I haven’t posted in about a week, mostly because any spare time I’ve had has been spent up at the garden with my family, and as of today we are completely planted and awaiting growth! It has been an unusually warm spring in the Twin Cities as we have had an entire month of 60+ degree weather with overnight lows consistently in the 40’s. There is still a slight risk of a frost, but if nature is going to offer us a longer growing season we’d be fools not to take it.
All this to say, I have decided to try a bit of theme-posting, and since gardening is the deed of the day, I am going to devote several posts to the topic. Thus, over the next several days I’ll share a series of reflections on why, in just two years of marriage, Caitlyn and my thumbs have turned an earthy green.
Why We Garden, Part 1: The Sun and the Seasons
Two months ago 18 inches of snow smothered the earth outside our apartment, layers of ice and crust and powder collecting since early December, forcing the land into unconsciousness through the steel-dark months of winter. Today we spread compost over freshly planted seeds and then watched as the sprinkler twisted back and forth across our little plot of land, soaking our precocious strawberries and turning our soil into a squishy mess beneath the warm April sun. Anyone who lives in a place with distinct seasons can appreciate these transitions, but gardening serves to heighten the anticipation and satisfaction carried along by each of the earth’s wild moods.
My brother-in-law is from southern California and sees no problem with “75 and sunny” day after day (Forgive me, Daryl, for using you as a foil. I’ve watched enough idyllic snowstorms with you in the Belcher living room to know you appreciate some variety in the weather.) He, like many from such climates, asks, “Who would ever want to live anywhere different?” The answer is, of course, “Me!” I don’t want to live where the weather never changes and the land always wears the same outfit and I don’t need seven kinds of jackets and three types of boots. I want winter to be deep and treacherous, spring to be sloppy and sweet, summer to be so hot you have to swim ten feet down to find the cool water, and autumn to be serious and kind, full of apples and orange leaves. I want the seasons.
I’ve always thought the seasons bear witness to something old and wise — like a great tradition passed along from giant oaks to little saplings pushing their way through piles of leaves. Anyone who has spent any significant time in the upper Midwest knows that we are at the mercy of a force far heftier than we can really handle. Toys left in the yard in late

Grandma's flooded backyard
November can disappear overnight and not be found until after Easter, next to that rake and those gloves that never made it back to the shed; and about the time we can finally see the grass we have to go fill sandbags at the local high school or help Grandma hook up her water pump because the rivers have overeaten again.

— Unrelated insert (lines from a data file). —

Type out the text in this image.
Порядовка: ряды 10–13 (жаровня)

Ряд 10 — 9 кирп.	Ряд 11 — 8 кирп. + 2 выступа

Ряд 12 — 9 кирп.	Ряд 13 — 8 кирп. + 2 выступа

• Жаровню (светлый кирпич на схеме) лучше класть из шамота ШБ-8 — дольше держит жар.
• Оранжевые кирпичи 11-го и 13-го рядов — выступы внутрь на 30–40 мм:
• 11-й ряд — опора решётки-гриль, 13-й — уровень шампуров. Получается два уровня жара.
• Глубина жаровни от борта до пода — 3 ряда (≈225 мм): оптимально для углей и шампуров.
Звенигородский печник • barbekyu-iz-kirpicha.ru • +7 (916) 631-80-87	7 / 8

So, as the opening paragraph suggests, gardening is one of those things that calls attention to the seasons. After winter has run its course and the land can breath once more, we get to start arguing about the best mix of lettuce and if the tomatoes will do better next to the peppers or the garlic. We watch the weather as the overnight lows gradually climb out of the twenties and we wait for the day that the frost goes out from the ground and the earth can start really drinking once more, like someone with an old, bad habit. And then, when the excitement of planting, weeding, and watering has worn off, those first little lumps of color start forming beneath the leaves and we are once again inspired by the prospect of cherry tomatoes so sweet you can eat them like M&Ms.
I’ve always appreciated the seasons, enjoying each one for its different activities and fascinations, but with gardening it’s different. The weather and the land aren’t just things to be entertained by but things to listen and respond to — our ability to eat a nice homemade salad on the porch in August depends on it. And our passage through time isn’t determined by the numbers on the calendar but by the size and color of the fruit and the threat of a first frost. I remember last year my summer didn’t end with the beginning of classes or a Labor Day barbecue, but with the numbness of my fingers as I pulled our carrots from the ground on a chili September night. I filled the bucket with carrots covered in dark frigid mud, and then, because the water at the garden faucet had already been shut off for the year, I lugged them into my apartment and knelt beside the bathtub to rinse our last harvest of the year. I waved goodbye to summer with sore knees and cold hands, and summer bid me adieu with a bowl of blaze-orange carrots.
I get frustrated when I hear people in Minnesota complain about the horrible winters and mucky springs. I think if you can’t enjoy each season for what it has to offer then that’s your fault and not the weather’s. Admittedly, I used to enjoy
winter far more than spring and I loathed the day the piles of snow turned to lumps of dirt and ice, but gardening has served to fill that gap between winter’s furious excitement and summer’s easy satisfaction. I now look forward to those muddy months and embrace the early stages of planning and preparation necessary for a juicy, delicious harvest. And as we stand out in the April sun while water splashes across our burgeoning soil, the ice and crust that held us captive just months previous seems easily forgivable.
So if you too live in a place with surly seasons and haven’t quite figured out how to enjoy yourself, consider gardening.